We see it everywhere, in all ages and spaces. Women have endured witch burning, dowry deaths, female infanticide, violence, rape, abuse.

From Shurpanakha whose nose being cut off may well have been a euphemism for being raped by Laxman to Malala who was shot at for the heinous crime of wanting to go to school.

From the Boko Haram kidnappings: After the 270 they kidnapped so many years ago, they recently kidnapped 110 more. It did not even make front page news.

To our beloved Indian government which refused to criminalize marital rape. “India’s government has rejected calls to outlaw marital rape after saying it could destabilize the institution of marriage and put husbands at risk of harassment.”

Statistics say one woman is raped every hour somewhere in India. Most rapes are by someone known to the survivor. You do the math.

Even the relationship between Brahma and Saraswati is a bit dodgy, to say the least. Did she not exist before him? Or was she his daughter or his consort?

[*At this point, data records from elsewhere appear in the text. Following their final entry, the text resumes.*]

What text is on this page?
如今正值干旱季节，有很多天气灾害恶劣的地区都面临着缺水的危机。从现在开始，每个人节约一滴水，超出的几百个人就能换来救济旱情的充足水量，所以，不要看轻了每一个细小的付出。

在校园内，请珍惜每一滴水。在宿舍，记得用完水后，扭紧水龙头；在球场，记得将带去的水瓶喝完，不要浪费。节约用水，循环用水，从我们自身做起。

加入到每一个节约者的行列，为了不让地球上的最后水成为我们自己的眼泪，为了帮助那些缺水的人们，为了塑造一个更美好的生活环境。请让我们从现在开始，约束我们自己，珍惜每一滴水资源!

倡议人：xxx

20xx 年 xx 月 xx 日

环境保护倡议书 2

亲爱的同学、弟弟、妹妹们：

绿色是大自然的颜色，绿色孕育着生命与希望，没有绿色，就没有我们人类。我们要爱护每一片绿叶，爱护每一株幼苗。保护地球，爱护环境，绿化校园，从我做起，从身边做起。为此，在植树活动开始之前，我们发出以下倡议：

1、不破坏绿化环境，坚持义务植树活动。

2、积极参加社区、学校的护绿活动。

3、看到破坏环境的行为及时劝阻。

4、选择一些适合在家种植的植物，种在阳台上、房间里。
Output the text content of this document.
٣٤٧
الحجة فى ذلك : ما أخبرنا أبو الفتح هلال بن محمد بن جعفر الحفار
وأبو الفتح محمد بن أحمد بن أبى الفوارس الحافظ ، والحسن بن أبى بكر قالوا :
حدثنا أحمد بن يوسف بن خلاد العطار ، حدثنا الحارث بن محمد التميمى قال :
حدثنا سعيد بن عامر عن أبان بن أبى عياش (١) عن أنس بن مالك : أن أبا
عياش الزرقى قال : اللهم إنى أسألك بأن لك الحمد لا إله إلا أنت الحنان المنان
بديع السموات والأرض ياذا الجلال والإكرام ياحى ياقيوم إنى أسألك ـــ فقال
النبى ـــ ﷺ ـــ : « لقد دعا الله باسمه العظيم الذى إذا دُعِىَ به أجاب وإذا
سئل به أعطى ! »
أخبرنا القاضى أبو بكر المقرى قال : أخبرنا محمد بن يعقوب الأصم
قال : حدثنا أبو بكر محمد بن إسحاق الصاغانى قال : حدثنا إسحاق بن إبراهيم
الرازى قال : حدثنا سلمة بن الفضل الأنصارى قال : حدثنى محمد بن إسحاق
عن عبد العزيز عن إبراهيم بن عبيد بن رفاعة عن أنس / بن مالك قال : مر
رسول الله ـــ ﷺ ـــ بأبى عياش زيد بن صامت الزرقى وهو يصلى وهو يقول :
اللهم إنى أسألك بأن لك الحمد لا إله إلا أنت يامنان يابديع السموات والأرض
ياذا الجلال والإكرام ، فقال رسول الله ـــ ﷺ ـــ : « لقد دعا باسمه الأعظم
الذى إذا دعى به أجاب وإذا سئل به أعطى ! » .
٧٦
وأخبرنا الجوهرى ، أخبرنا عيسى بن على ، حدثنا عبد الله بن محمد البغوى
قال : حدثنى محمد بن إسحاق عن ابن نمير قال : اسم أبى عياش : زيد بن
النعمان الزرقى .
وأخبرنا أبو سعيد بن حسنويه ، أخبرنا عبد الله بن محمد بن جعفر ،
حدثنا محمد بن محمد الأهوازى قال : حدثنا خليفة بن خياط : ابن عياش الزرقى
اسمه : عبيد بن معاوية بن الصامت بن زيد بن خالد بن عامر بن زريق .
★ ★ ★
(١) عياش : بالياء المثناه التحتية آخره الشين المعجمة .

Or both?

Kali and Durga as goddesses have always had to rise only to fight evil men.

It is time now to use our energies to not just have to defend and attack but to grow a positive human civilization, not a ‘man’ made one.

As Alexander Solzhenitsyn says “The battle line between good and evil runs through the heart of every man.”

Maybe someone like the Girl with the Dragon Tattoo can photoshop the face of Morgan Freeman away from everything and replace it with Toni Morrison or Arundhati Roy or Beyonce or Ruth Baden Ginsberg.

arundhati roy beyonce ruth baden toni morrison

Or better still, replace it with a mirror so we can recognize the power within all of us to harness the good and overcome the evil.

As Nietzche said ‘God is Dead’. He used the phrase in a figurative sense, to express the idea that the Enlightenment had “killed” the possibility in a belief in any god having ever existed.